Inkscape 1.0 uświetni piętnastolecie projektu
Inkscape. Aż łezka się kręci w oku, gdy człowiek przypomina sobie pierwsze pionierskie wydania tego programu z 2003 roku. Jednak lata mijały, pokolenia dorastały, a Inkscape wobec ambitnych planów utknął w okolicach wersji 0.91 – 0.92. I za nic nie mógł osiągnąć dumnego oznaczenia 1.0. Aż do teraz.
Kręta ścieżka rozwoju Inkscape wiodła od formy sforkowanej z Sodipodi, przez projekt który starał się odnaleźć w rzeczywistości GTK, aż po nadrabianie zaległości z jakości i funkcjonalności w narzędziach. Zapowiadane wydanie Inkscape 1.0 stanowi ukoronowanie piętnastoletnich zmagań. Zapowiadane, bo obecnie zostało nam udostępnione wydanie Alpha.
Lista zmian jak na takie przełomowe wydanie nie onieśmiela mnogością szczegółów:
-
obsługa tematów graficznych,
-
określanie pozycji wszystkich obiektów według górnego lewego rogu naszej płótna (możliwość przełączanie do poprzedniej funkcjonalności),
-
obroty i odbicia płótna,
-
lepsze wsparcie wyświetlaczy HiDPI,
-
kontrolowana szerokość PowerStroke na tabletach obsługujących siłę nacisk,
-
Fillet/chamfer LPE,
-
nowe opcje eksportu PNG,
-
zoptymalizowane działanie operacji na ścieżkach,
-
możliwość używania wariacji fontów,
Nie dajmy się zwieść tej pozornie ubogiej wyliczance. To zaledwie zaakcentowanie kierunku i ilości zmian w Inkscape 1.0. Dokładniejszy opis wszystkich niuansów znajdziemy na ciągle aktualizowanej Wiki tego wydania.
Na pytanie czy było warto czekać, każdy odpowie sobie sam. Z pewnością program dojrzał a różnica jakościowa pomiędzy wydaniami 0.9x a 1.00 jest zauważalna. Łatwiejsze operowanie warstwami, listy obiektów, efekty specjalne, filtry. Przepisano lub zoptymalizowane olbrzymie połacie kodu źródłowego, przeprojektowanie działa wielu narzędzi. To wszystko wpływa na bardzo pozytywne postrzeganie tego projektu w aspekcie ostatnich miesięcy rozwoju.
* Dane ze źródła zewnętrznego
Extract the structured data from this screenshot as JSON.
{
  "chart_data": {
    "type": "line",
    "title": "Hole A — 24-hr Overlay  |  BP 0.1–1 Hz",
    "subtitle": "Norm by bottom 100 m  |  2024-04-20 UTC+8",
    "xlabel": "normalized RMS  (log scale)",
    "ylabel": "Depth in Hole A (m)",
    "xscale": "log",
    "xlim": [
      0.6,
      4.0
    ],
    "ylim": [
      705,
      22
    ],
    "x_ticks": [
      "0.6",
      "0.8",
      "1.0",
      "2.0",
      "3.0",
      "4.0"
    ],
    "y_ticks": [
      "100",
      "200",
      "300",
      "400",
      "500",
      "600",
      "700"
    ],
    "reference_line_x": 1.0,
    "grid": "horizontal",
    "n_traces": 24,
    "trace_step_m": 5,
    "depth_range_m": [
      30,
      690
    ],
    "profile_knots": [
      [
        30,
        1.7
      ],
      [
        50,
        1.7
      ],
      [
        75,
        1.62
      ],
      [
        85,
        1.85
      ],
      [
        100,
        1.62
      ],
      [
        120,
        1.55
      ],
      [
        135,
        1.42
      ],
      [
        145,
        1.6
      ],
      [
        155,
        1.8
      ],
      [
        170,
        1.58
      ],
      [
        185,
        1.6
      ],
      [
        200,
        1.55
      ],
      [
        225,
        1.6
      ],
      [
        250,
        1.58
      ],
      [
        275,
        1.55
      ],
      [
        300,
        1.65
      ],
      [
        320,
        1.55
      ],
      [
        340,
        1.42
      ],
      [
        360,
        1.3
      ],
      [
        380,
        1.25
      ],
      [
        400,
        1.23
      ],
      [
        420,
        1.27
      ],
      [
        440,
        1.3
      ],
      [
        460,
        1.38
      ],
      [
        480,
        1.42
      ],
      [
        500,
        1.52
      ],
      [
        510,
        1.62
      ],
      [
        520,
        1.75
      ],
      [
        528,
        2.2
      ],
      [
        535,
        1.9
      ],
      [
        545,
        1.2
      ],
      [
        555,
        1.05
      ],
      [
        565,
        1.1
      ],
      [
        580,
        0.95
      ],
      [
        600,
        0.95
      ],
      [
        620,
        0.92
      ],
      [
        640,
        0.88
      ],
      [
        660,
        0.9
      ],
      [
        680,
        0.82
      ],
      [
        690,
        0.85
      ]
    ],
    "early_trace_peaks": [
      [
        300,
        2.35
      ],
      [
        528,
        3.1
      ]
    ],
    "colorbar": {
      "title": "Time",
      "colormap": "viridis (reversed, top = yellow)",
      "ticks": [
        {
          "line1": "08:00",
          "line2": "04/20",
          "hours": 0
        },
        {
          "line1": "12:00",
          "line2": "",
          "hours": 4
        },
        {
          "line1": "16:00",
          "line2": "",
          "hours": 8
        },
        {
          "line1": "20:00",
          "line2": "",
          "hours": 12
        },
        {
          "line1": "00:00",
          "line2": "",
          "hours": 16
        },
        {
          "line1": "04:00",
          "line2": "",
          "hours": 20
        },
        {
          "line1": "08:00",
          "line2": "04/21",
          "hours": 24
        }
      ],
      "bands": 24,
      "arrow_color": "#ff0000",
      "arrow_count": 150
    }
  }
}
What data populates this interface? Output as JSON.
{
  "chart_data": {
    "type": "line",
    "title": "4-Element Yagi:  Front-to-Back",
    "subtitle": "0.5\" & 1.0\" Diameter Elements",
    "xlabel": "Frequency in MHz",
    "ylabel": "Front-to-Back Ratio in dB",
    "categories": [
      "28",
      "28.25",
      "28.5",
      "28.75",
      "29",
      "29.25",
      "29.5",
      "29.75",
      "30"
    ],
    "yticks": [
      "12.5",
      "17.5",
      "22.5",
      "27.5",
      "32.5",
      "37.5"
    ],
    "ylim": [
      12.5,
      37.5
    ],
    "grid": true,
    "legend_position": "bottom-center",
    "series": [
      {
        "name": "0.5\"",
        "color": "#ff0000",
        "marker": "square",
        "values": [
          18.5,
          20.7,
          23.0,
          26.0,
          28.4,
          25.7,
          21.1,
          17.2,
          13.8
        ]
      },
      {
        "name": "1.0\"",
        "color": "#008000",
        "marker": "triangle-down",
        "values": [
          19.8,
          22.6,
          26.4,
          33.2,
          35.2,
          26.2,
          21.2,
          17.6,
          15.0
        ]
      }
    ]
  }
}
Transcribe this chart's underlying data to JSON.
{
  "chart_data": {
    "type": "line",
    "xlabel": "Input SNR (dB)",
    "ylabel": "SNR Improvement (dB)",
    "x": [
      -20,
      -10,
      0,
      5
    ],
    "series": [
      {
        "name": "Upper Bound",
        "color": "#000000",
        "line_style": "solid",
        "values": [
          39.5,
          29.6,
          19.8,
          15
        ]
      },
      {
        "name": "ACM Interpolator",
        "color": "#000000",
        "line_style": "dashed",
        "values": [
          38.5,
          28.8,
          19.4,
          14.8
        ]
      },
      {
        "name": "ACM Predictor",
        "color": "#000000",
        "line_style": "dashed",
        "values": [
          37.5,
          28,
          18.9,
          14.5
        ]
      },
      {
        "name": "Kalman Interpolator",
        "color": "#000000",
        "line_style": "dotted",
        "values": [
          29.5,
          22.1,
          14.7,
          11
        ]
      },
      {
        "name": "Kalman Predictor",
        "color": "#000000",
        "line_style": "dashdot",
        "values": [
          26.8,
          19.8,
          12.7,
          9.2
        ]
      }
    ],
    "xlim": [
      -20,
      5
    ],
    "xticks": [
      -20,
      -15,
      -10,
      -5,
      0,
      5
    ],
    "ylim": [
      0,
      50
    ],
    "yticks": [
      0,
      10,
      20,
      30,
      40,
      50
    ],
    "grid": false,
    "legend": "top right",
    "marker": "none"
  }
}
Jak już wspomniałem, póki co Inkscape 1.0 to wydanie Alpha. Na stronie projektu została udostępniona paczka AppImage, która ułatwia szybkie przetestowanie tego wydania.
A jak z zapotrzebowaniem na zasoby? Inkscape potrafi mocno zmulić nawet na stosunkowo niewielkich projektach. 2-3 warstwy, jakieś efekty na obiektach i mamy problem.